VS-6766, a RAF/MEK inhibitor developed by Verastem Oncology, has previously shown activity with defactinib, a FAK inhibitor, in patients with NSCLC harboring a KRAS mutation in a cohort of 10 patients in the phase 1/2 FRAME basket trial (NCT03875820).3
Preliminary results showed that 1 patient had a partial response and 8 patients achieved disease control with 70% of patients on treatment for at least 12 weeks, and 30% on treatment at 24 weeks.3
“In contrast to MEK inhibitors, VS-6766 blocks both MEK kinase activity and the ability of RAF to phosphorylate MEK,” Patcher said. “This unique mechanism allows VS-6766 to block MEK signaling without the compensatory activation of MEK that appears to limit the efficacy of other inhibitors and with its intermittent dosing schedule, it has a favorable safety profile.”

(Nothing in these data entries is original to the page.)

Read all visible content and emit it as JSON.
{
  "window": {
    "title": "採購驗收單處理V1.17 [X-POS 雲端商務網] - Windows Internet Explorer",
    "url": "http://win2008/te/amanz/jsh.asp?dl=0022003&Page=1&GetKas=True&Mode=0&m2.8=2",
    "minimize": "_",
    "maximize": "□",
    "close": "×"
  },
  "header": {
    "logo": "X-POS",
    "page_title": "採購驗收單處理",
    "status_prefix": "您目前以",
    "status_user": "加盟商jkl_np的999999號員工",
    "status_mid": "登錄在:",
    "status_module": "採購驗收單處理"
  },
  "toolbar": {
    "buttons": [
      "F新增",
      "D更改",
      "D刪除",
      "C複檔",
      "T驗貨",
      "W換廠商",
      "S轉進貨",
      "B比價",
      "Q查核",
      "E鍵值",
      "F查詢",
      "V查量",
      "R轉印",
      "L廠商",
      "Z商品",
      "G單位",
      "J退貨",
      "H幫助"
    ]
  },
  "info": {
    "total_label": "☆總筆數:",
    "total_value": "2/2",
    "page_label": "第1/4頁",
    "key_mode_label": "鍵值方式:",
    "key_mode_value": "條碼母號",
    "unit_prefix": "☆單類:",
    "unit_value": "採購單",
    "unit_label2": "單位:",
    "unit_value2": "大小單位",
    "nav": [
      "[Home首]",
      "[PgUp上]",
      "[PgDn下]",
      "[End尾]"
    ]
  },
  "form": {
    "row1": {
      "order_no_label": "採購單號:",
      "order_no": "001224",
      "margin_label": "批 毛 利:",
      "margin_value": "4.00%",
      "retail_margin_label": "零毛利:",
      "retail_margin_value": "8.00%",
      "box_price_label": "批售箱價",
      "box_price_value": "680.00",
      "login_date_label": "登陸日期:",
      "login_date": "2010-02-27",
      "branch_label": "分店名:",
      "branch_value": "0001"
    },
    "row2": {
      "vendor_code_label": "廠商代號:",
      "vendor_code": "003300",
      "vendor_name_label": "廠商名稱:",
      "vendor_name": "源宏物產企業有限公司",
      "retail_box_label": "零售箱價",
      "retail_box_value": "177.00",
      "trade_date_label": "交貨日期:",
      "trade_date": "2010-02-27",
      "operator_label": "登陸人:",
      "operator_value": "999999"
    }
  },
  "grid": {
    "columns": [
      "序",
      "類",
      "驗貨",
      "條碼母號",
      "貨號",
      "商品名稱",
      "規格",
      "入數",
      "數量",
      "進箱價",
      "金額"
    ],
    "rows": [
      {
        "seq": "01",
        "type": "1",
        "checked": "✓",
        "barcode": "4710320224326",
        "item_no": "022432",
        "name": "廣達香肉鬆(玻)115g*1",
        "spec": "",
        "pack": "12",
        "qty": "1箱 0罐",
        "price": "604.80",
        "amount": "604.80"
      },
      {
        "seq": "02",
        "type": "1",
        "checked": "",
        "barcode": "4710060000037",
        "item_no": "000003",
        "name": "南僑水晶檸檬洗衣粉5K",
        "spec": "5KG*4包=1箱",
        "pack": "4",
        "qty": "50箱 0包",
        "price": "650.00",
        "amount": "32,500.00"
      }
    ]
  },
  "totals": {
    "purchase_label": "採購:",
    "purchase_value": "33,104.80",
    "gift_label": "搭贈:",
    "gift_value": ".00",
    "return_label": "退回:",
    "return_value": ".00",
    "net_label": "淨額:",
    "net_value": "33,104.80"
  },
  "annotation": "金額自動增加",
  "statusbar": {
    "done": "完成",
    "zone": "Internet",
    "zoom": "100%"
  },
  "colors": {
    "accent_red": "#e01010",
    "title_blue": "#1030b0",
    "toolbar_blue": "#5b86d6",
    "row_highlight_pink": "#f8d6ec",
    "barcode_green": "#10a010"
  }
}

The combination of adagrasib and VS-6766 blocks 3 sequential nodes in the RAS pathway: RAS, RAF, and MEK. Acquired resistance to KRAS G12C inhibitors occurs in patients primarily through additional mutations in the RAS pathway, many of which may be addressed with a downstream inhibitor such as VS-6766, Patcher said. Preclinical data have shown that the combination has resulted in a deeper blockade of ERK pathway signaling pathway, according to Patcher, leading to greater antitumor efficacy relative to either agent alone.
“KRAS mutations occur in approximately 25% of patients with NSCLC adenocarcinoma,” Patcher said. “Two of the most common types of KRAS mutations are G12C, present in approximately 14% of patients with NSCLC adenocarcinoma, and G12V, occurring in approximately 7% of [patients with] NSCLC. Even with the approval of sotorasib [Lumakras] and clinical results with adagrasib, there remains a high unmet need in terms of both response rate and durability of response in the second line setting.”